Is it Rebecca Black? Lucy Hale? Victoria Justice? Selena Gomez? Lea Michele? Leighton Meester? Miranda Cosgrove? Demi Lovato? Vanessa Hudgens? Jennifer Love Hewitt? Nope, it's Nina Dobrev of The Vampire Diaries on the cover of April's Teen Vogue. Dubbed by Teen Vogue "the anti-Bella" (as in Twilight, for the uninitiated), Bulgarian-born Dobrev, 22, plays "dueling roles as responsible high-schooler Elena and centuries-old vampire Katherine...[hovering] somewhere between distracted teenager and fully realised adult", which sits alongside the show's "subtle commentary on the idea that life is more complicated than just good versus evil."
Life for teens can be complicated, though it's not necessarily made easier by magazines like Teen Vogue.
Alongside exhortations like "wearing the right outfit will give you a certain feeling of power and security", the magazine features a subtle commentary that overachieving brunettes like Dobrev reign supreme ("I was also a gymnast and very academically driven...I'm constantly trying to one-up myself and raising the stakes"; notably, we are told her diet and exercise regime) alongside images of the cult of Young Hollywood (itty-bitty actresses Dakota Fanning, Elle Fanning, Hailee Steinfeld and Miranda Cosgrove, who has had major self-image issues), A-listers like Natalie Portman, Taylor Swift and Emma Watson, princess-in-waiting Catherine Middleton, Teen Vogue alumni Whitney Port and fresh-faced models from different nationalities but all sharing the same body type.
These images and messages are then pit against a sympathetic strain of reportage, the effect being the message, "We understand you but are not willing to compromise our aesthetic or editorial direction to help you."
Lauren Hill's daughter Selah Marley, 12 years old and pictured wearing Miu Miu and American Apparel page 171, says, "People tell me I have to follow in the footsteps of my mom and grandfather, but it's a lot of pressure – I can't really slip up and mess up the name."
"These days most teens face tremendous pressure to be the best at whatever they do," writes Alyssa Giacobbe. "But more and more moms are pushing goals that represent their own desires onto their daughters – be that head cheerleader, class president, first violin, or best dressed...the drive to see a daughter succeed becomes more about satisfying a mom's own need – to be extraordinary, to be liked, or even to be famous – than about paying attention to what makes her daughter happy."
Which seems a tad ironic coming from Teen Vogue. The result is like a pressure cooker with girls being pushed and pulled from all sides.
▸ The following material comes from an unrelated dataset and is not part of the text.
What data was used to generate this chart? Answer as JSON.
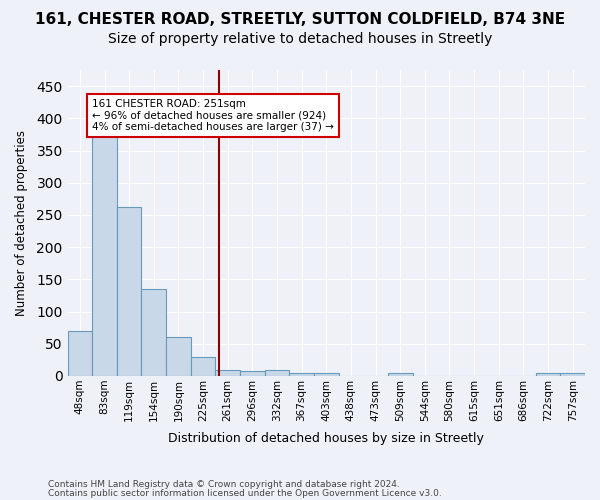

In 'Pushy Parents', Giacobbe writes, "experts say too much pressure to succeed can lead to anxiety, depression, and social withdrawl – and ruin the mother-daughter relationship in the process." Or else, the girls rebel, "develop eating disorders or addictions, or experiment with dangerous behaviour like cutting". The story then proceeds to detail the experience of one girl and her pushy mother, giving us her height, weight and
Cara, 15, says, "If I get one bad test score, my mom makes me feel as if I'm never going to get into a decent college. But the pressure on me isn't really helping. I'm just a kid." And Hannah, 16, says, "My mom wanted me to look like everyone else... We couldn't go [shopping] without a huge fight that ended in her being mad, crying, and our not talking for days. It's my body. And it didn't bother me if I wasn't popular – it bothered her."
Teen Vogue is like the mother trying to do the right thing, but who also projects onto you what she wants you to be and look like.
Perhaps Maggie S, the winner of the Clinique/Teen Vogue Fresh Faces competition, who aspires to "advocate for media that promotes positive body and self-image...to dedicated my future to media that helps women feel confident and powerful", will help to correct the imbalance by one day bringing a greater range aspirational role models and positive lifestyle ideas to Teen Vogue's pages that helps to take the pressure off girls trying to fit the generic cover-girl prescription?